Although dozens of states introduced restrictive measures against Russia and assured Ukraine of their constant and consistent political support, there is a lack of coordination and monitoring mechanism to make these sanctions work properly. In the framework of the Crimean Platform, Ukraine plans to consolidate the existing sanctions regime and enhance the monitoring of sanctions implementation.
At the Crimean Platform summit on 23 August, which will bring together world leaders, it is planned to approve the Crimean Charter, a document condemning the policy of the Russian Federation in Crimea. The next step, based on the Charter, will be the consolidation of sanctions policy and approval of new sanctions or mechanisms to put pressure on Russia.
“Each country can find its role in the Platform.
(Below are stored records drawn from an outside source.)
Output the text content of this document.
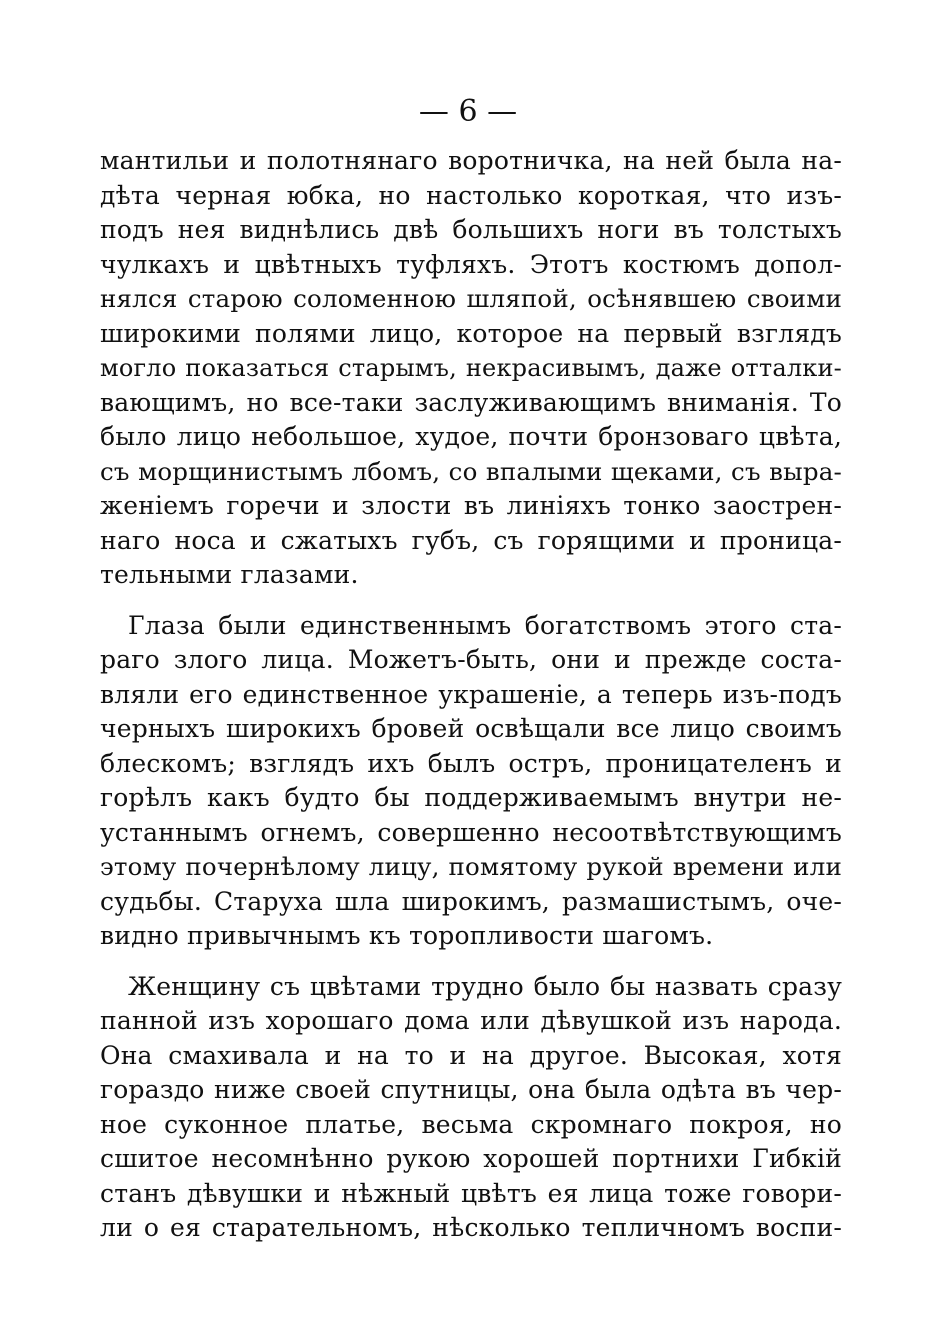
— 6 —
мантильи и полотнянаго воротничка, на ней была на-
дѣта черная юбка, но настолько короткая, что изъ-
подъ нея виднѣлись двѣ большихъ ноги въ толстыхъ
чулкахъ и цвѣтныхъ туфляхъ. Этотъ костюмъ допол-
нялся старою соломенною шляпой, осѣнявшею своими
широкими полями лицо, которое на первый взглядъ
могло показаться старымъ, некрасивымъ, даже отталки-
вающимъ, но все-таки заслуживающимъ вниманія. То
было лицо небольшое, худое, почти бронзоваго цвѣта,
съ морщинистымъ лбомъ, со впалыми щеками, съ выра-
женіемъ горечи и злости въ линіяхъ тонко заострен-
наго носа и сжатыхъ губъ, съ горящими и проница-
тельными глазами.
Глаза были единственнымъ богатствомъ этого ста-
раго злого лица. Можетъ-быть, они и прежде соста-
вляли его единственное украшеніе, а теперь изъ-подъ
черныхъ широкихъ бровей освѣщали все лицо своимъ
блескомъ; взглядъ ихъ былъ остръ, проницателенъ и
горѣлъ какъ будто бы поддерживаемымъ внутри не-
устаннымъ огнемъ, совершенно несоотвѣтствующимъ
этому почернѣлому лицу, помятому рукой времени или
судьбы. Старуха шла широкимъ, размашистымъ, оче-
видно привычнымъ къ торопливости шагомъ.
Женщину съ цвѣтами трудно было бы назвать сразу
панной изъ хорошаго дома или дѣвушкой изъ народа.
Она смахивала и на то и на другое. Высокая, хотя
гораздо ниже своей спутницы, она была одѣта въ чер-
ное суконное платье, весьма скромнаго покроя, но
сшитое несомнѣнно рукою хорошей портнихи Гибкій
станъ дѣвушки и нѣжный цвѣтъ ея лица тоже говори-
ли о ея старательномъ, нѣсколько тепличномъ воспи-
Somebody can vote rightfully in the UN, somebody can make more, impose sanctions and economic pressure,” said Kuleba.
He also outlined five priorities of the Platform:
•consolidating the non-recognition policy;
•improving the effectiveness of sanctions and blocking ways of their circumvention;
•finding answers to security threats, including those to freedom of navigation;
•protecting human rights and international humanitarian law;
•and overcoming negative consequences for the economy and environment.
All this should soften the consequences of occupation, ensure freedom for Crimean inhabitants, and decriminalize inner opposition there. Additionally, the states who joined the platform will form their group in PACE to lobby the Crimean issue in the Council of Europe as well.
Ukraine also plans to establish an annual Security Forum for the Azov and Black Seas and the Eastern Mediterranean.
At the same time, domestic work within Ukraine in preparation for the platform, to form a solid domestic basis for foreign policy endeavors, is crucial.
“The National Security Council of Ukraine is working on a comprehensive de-occupation strategy. We are focusing on updating the Ukrainian legislation on sanctions, abolishing the infamous law on the Crimean “free economic zone,” introducing a law on legal and social protection of persons illegally detained by Russia, ensuring the rights and providing for the needs of internally displaced persons. The Crimean Platform will become a foreign policy instrument of the de-occupation strategy,” said Emine Dzheppar.
The activities of the expert community have already started under the auspices of the Crimean Platform negotiation process. Pilot projects researching the Russian military-industrial complex on the peninsula will facilitate better understanding by European and Euro-Atlantic partners of the threats, including nuclear.
“These are the steps toward a better understanding of why anyone beside Ukraine should care about Crimea, and we see positive developments in this regard,” concluded Dzheppar.